Esta gente não tem vergonha nem espinha dorsal. Pensam que as pessoas — a começar pelo próprio Seguro, o "Tozero", não têm memória. Mas têm! Veja-se o exemplo recente de Marta Temido: deve estar com dores de tanto torcer a espinha, dada a contradição absoluta entre a opinião que tinha e a que agora demonstra pelo "quase" Senhor Presidente.
Por outro lado, José Luís Carneiro, agindo como se fosse o obreiro da vitória de Seguro (que apenas apoiou por obrigação), vem exigir ao Primeiro-Ministro que se coloque ao lado do candidato. Mas por que carga de água? O Primeiro-Ministro já deixou claro que nenhum dos candidatos na segunda volta representa o seu espaço político; logo, não tem de se pronunciar, muito menos declarar apoio.

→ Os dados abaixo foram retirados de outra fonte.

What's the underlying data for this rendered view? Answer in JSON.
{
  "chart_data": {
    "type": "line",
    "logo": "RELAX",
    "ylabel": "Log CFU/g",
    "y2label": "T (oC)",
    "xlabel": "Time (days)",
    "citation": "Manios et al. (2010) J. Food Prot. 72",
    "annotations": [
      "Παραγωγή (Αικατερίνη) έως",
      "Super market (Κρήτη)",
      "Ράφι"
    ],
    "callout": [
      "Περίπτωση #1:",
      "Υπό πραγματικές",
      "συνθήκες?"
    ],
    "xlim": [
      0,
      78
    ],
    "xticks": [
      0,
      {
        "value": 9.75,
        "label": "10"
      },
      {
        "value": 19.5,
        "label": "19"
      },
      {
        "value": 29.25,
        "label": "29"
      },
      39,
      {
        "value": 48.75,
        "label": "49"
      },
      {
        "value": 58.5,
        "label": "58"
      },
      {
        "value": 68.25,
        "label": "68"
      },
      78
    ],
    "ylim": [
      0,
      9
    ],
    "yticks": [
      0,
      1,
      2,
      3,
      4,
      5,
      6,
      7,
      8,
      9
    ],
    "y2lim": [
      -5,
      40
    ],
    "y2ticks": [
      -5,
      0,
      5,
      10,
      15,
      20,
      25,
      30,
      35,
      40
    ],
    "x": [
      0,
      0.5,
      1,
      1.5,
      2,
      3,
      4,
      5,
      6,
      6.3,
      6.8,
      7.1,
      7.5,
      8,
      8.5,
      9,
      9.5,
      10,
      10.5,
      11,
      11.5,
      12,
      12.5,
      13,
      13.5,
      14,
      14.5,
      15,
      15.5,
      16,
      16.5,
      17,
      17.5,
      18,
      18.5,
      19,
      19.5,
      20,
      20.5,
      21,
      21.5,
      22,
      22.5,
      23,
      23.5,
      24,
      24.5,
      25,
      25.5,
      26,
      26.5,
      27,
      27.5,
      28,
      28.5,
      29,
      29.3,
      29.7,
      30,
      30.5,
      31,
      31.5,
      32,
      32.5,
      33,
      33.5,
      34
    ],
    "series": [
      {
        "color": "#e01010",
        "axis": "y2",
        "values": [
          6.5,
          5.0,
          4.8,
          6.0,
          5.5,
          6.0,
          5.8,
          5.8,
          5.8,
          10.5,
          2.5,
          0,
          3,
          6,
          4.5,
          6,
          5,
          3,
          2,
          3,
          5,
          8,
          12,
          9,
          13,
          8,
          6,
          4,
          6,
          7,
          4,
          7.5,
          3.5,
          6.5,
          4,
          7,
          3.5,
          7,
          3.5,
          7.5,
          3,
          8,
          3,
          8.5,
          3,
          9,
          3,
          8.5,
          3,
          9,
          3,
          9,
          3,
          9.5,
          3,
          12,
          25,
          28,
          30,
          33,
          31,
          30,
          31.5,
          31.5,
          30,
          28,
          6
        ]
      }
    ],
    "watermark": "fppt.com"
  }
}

Além disso, há um detalhe que faz toda a diferença: ele é Primeiro-Ministro e tem de governar. Sem maioria parlamentar, num esforço constante de entendimento à esquerda e à direita, em nada o ajudaria posicionar-se agora. Quem não compreende isto? Talvez um "bronco", mas Carneiro?
Enfim, se este cenário arrelia até o mais santo, a verdade é que não surpreende. Afinal, é com esta massa que se coze a nossa política e as suas figurinhas.